When an authoritative server receives a query for 'www.ietf.org', it consults which zones it knows about and answers from the most specific zone it has available.
For a root-server, which only knows about the root zone, this means consulting the '.' zone. As noted, 'www.ietf.org' is actually a tree, 'org' -> 'ietf' -> 'www'. And as luck will have it, the first node 'org' is present in the root zone.
Attached to that node is an NS RRSET, which has the names of nameservers that host the ORG zone.
If we ask these servers about 'www.ietf.org', they too find the best zone to answer from, which in this case is 'org'. Within the 'org' zone they then find the 'ietf' node, which again contains an NS RRSET.
When we ask the servers named in that RRSET about 'www.ietf.org', they find a node called 'www' with several RRSETs on it, one if which is for AAAA and contains the IPv6 address we were looking for.
Any authoritative server which does not implement 'zones' in this way will eventually run into trouble. It is not enough to consult a list of known names and answer records attached to those names.
NS Records
These are a mandatory part of a zone, at the 'apex'. The 'apex' is the name of the zone, at which point there is also a SOA record. So a typical zone will start like this:
$ORIGIN ietf.org
@ IN SOA ns1 admin 2018032802 1800 900 604800 86400
IN NS ns1
IN NS ns2
Note how in this zone file example names not ending on a '.' are interpreted as being part of ietf.org. The '@' is a way to specify the name of the apex. Lines two and three omit a name, so they default to '@' too.

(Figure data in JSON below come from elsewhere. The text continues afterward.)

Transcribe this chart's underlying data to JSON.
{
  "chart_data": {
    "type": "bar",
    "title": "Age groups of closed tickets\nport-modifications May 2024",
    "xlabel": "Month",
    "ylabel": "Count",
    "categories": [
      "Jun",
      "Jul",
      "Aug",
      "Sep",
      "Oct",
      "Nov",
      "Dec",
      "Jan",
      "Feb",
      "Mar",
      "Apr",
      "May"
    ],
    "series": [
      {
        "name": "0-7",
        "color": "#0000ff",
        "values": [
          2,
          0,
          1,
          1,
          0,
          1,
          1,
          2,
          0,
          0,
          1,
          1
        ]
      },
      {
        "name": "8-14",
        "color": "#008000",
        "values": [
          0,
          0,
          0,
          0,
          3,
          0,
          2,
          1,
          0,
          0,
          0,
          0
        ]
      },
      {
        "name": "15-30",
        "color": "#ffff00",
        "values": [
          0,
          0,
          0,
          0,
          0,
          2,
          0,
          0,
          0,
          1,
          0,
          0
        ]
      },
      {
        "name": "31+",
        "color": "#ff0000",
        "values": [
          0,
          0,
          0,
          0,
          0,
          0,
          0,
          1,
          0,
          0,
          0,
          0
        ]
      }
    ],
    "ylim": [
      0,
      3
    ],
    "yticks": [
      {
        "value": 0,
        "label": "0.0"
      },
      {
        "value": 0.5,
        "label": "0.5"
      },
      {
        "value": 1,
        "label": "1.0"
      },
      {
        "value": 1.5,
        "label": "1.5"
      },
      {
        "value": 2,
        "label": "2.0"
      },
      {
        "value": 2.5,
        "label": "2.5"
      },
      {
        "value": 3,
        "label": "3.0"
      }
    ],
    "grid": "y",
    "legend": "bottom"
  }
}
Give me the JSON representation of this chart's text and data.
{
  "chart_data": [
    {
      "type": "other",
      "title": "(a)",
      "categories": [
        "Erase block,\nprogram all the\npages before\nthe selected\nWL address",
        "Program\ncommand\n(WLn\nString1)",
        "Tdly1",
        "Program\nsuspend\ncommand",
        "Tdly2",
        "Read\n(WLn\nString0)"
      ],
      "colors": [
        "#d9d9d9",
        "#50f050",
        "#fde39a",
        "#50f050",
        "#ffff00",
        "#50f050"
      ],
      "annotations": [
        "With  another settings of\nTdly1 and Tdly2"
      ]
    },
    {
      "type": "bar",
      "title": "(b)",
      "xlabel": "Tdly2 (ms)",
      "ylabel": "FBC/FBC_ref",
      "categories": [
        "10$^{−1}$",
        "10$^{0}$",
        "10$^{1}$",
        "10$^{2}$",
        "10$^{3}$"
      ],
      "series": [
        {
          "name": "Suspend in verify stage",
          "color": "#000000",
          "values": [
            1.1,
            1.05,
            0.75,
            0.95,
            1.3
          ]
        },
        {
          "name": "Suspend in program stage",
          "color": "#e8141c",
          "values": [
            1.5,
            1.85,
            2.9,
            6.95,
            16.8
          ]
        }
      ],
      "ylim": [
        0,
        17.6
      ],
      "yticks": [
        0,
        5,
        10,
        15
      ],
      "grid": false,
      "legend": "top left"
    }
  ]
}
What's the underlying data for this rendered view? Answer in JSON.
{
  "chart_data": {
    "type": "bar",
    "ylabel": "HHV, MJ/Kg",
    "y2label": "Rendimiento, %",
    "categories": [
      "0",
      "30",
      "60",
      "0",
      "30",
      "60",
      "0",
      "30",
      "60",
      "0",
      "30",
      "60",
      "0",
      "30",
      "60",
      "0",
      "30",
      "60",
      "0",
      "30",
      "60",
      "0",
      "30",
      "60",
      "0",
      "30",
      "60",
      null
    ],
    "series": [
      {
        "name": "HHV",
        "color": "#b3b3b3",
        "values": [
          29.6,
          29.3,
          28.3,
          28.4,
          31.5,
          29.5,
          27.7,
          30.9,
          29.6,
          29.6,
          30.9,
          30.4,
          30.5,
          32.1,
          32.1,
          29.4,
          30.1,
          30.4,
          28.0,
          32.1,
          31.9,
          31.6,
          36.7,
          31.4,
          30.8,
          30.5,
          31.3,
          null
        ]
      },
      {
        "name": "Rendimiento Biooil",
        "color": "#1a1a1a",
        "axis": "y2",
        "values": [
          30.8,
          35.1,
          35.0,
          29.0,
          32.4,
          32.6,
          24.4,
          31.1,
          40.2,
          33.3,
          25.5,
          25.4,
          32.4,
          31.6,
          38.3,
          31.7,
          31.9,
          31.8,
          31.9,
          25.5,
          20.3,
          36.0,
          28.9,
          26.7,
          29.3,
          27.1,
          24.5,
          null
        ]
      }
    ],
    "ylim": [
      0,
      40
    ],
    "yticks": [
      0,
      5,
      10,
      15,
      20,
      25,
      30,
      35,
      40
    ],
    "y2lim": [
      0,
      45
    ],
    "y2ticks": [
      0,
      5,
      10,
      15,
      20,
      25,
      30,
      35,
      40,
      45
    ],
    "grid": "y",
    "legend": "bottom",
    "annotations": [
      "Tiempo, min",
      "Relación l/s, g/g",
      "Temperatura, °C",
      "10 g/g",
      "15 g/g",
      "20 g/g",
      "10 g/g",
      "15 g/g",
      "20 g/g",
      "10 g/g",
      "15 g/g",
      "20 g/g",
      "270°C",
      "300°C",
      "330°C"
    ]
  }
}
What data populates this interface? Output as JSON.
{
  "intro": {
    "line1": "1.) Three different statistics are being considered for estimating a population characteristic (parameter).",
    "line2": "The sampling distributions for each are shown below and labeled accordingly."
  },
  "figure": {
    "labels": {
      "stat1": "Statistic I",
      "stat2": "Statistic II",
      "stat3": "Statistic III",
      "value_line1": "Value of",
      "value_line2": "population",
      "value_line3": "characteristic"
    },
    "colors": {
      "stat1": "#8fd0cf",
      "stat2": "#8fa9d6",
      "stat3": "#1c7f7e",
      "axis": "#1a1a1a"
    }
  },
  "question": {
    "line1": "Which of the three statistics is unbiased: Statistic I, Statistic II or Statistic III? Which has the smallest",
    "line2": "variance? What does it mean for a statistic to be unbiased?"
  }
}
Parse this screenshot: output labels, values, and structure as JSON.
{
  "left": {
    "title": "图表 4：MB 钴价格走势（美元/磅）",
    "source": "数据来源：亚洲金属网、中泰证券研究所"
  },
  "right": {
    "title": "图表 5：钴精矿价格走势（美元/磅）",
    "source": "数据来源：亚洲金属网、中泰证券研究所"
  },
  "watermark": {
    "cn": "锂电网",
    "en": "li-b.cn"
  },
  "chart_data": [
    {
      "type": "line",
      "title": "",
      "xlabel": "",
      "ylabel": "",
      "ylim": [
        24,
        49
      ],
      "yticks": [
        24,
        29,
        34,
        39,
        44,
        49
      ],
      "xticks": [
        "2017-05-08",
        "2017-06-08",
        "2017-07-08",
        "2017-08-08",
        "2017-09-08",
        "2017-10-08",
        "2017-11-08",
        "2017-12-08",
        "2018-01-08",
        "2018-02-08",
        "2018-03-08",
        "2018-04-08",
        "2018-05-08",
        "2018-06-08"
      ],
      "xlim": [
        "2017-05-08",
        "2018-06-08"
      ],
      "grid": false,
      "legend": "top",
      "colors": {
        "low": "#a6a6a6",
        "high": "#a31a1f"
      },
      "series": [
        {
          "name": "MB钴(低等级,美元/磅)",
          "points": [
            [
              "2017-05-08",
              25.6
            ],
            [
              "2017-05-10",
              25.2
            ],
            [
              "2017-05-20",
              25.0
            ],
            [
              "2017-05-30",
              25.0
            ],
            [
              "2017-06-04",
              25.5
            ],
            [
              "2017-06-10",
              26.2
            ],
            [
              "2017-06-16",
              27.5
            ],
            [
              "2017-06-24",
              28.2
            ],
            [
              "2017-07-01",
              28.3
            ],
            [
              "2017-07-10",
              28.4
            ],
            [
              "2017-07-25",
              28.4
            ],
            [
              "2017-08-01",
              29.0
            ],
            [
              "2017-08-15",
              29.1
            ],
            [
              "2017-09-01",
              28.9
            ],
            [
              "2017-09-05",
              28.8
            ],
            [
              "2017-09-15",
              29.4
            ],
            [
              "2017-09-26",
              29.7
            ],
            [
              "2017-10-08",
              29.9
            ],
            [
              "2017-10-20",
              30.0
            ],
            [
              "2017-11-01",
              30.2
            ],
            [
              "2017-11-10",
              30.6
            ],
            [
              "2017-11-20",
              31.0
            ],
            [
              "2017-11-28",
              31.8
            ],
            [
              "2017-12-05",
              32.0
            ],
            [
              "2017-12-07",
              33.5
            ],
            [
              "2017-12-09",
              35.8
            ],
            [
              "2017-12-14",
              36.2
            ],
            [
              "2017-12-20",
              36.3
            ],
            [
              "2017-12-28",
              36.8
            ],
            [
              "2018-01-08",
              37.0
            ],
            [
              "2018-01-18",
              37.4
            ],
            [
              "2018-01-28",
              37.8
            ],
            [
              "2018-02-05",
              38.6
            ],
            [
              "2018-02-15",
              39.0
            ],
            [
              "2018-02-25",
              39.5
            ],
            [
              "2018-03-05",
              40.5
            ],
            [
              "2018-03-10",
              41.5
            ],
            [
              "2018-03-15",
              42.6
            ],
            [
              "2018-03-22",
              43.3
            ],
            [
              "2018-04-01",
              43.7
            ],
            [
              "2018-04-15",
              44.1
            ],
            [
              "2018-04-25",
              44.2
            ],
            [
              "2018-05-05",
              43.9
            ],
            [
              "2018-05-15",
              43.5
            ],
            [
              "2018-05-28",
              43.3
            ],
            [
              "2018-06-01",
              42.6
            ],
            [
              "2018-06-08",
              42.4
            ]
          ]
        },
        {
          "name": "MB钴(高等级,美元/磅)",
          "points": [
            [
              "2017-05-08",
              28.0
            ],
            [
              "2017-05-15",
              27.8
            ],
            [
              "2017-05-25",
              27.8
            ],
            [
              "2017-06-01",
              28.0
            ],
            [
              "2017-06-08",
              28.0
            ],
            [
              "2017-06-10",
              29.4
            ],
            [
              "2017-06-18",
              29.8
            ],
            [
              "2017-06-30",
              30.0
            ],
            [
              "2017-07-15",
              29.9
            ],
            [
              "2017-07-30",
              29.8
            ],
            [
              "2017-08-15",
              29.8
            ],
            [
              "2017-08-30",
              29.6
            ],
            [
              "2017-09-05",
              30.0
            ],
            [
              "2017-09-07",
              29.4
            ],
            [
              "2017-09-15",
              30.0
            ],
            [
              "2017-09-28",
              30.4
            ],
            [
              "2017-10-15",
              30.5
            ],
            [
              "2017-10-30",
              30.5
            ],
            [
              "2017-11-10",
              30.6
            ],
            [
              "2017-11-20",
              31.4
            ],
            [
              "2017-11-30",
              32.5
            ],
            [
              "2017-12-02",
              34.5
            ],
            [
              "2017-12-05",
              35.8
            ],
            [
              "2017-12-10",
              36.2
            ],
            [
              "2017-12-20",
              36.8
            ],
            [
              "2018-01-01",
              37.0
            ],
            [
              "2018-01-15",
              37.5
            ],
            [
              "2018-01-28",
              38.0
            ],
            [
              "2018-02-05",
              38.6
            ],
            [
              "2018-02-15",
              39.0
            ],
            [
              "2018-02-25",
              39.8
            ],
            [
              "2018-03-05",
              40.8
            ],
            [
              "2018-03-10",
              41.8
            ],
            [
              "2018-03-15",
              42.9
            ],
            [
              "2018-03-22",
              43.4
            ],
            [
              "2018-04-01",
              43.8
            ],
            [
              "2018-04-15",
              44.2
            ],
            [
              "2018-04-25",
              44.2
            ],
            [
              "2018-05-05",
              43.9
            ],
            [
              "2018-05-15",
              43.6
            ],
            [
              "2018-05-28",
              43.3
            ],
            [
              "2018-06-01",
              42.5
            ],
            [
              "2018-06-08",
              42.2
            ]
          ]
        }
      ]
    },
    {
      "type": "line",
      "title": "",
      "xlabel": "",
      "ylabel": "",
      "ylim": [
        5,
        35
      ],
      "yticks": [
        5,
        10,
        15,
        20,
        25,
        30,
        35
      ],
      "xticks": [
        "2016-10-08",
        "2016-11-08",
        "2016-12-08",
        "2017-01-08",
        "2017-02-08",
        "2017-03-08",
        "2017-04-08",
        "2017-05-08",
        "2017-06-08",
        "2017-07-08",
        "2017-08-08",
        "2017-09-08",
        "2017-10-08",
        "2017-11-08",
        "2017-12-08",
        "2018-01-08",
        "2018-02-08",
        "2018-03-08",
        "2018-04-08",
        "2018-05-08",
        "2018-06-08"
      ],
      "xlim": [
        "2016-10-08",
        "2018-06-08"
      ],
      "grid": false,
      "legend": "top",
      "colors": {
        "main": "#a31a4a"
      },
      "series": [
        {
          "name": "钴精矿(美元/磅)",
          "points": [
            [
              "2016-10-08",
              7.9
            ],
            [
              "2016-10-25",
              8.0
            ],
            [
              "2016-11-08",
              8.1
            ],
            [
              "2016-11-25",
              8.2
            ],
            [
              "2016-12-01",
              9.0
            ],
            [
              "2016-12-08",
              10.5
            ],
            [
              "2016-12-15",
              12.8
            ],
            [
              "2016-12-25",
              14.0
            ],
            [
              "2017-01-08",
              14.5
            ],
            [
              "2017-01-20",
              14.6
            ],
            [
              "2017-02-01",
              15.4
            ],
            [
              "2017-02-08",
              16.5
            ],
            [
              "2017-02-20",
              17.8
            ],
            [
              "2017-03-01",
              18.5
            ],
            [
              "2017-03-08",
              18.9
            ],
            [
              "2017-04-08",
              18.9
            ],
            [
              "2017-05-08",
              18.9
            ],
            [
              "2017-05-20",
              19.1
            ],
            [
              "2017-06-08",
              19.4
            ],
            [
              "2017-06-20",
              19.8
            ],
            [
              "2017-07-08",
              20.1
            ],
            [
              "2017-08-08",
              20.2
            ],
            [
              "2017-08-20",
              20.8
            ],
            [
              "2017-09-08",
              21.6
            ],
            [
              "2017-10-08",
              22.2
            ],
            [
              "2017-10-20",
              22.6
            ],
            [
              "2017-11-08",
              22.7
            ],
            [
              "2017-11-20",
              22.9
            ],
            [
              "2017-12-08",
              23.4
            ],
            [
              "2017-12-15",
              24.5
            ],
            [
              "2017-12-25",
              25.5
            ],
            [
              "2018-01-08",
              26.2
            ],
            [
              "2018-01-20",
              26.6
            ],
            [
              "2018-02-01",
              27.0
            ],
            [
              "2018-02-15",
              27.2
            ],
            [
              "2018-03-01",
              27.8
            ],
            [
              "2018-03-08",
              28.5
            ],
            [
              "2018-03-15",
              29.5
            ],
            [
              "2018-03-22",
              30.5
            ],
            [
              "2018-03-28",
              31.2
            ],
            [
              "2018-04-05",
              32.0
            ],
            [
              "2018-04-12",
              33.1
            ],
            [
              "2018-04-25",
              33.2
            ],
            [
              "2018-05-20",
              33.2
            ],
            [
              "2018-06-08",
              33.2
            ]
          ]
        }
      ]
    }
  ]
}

This zone lists ns1.ietf.org and ns2.ietf.org as its nameservers. Being part of the zone, this data is authoritative. Any queries sent to this nameserver for the NS RRSET of 'ietf.org' will receive responses with the AA bit set.
Note however that above we learned that the parent zone, 'org' also needs to list the nameservers for example.org, and it does:
$ORIGIN org
...
ietf IN NS ns1.ietf
ietf IN NS ns2.ietf
If we ask the 'org' nameservers for the NS RRSET of 'ietf.org', we receive a response with AA=0, indicating that the 'org' servers know they aren't 'authoritative' for ietf.org.
Glue records
The astute reader will have spotted a chicken and egg problem here. If ns1.ietf.org is the nameserver for ietf.org.. where do we get the IP address of ns1.ietf.org?
To solve this problem, the parent zone can provide a free chicken. In the org zone, we would actually find:
$ORIGIN org
...
ietf IN NS ns1.ietf
ietf IN NS ns2.ietf
ns1.ietf IN A 192.0.2.1
ns2.ietf IN A 198.51.100.1
These entries are mirrored in the 'ietf.org' zone hosted on ns1.ietf.org and ns2.ietf.org. And as with the NS records, any queries for ns1.ietf.org sent to the org servers receive AA=0 answers, whereas ns1.ietf.org itself answers with AA=1.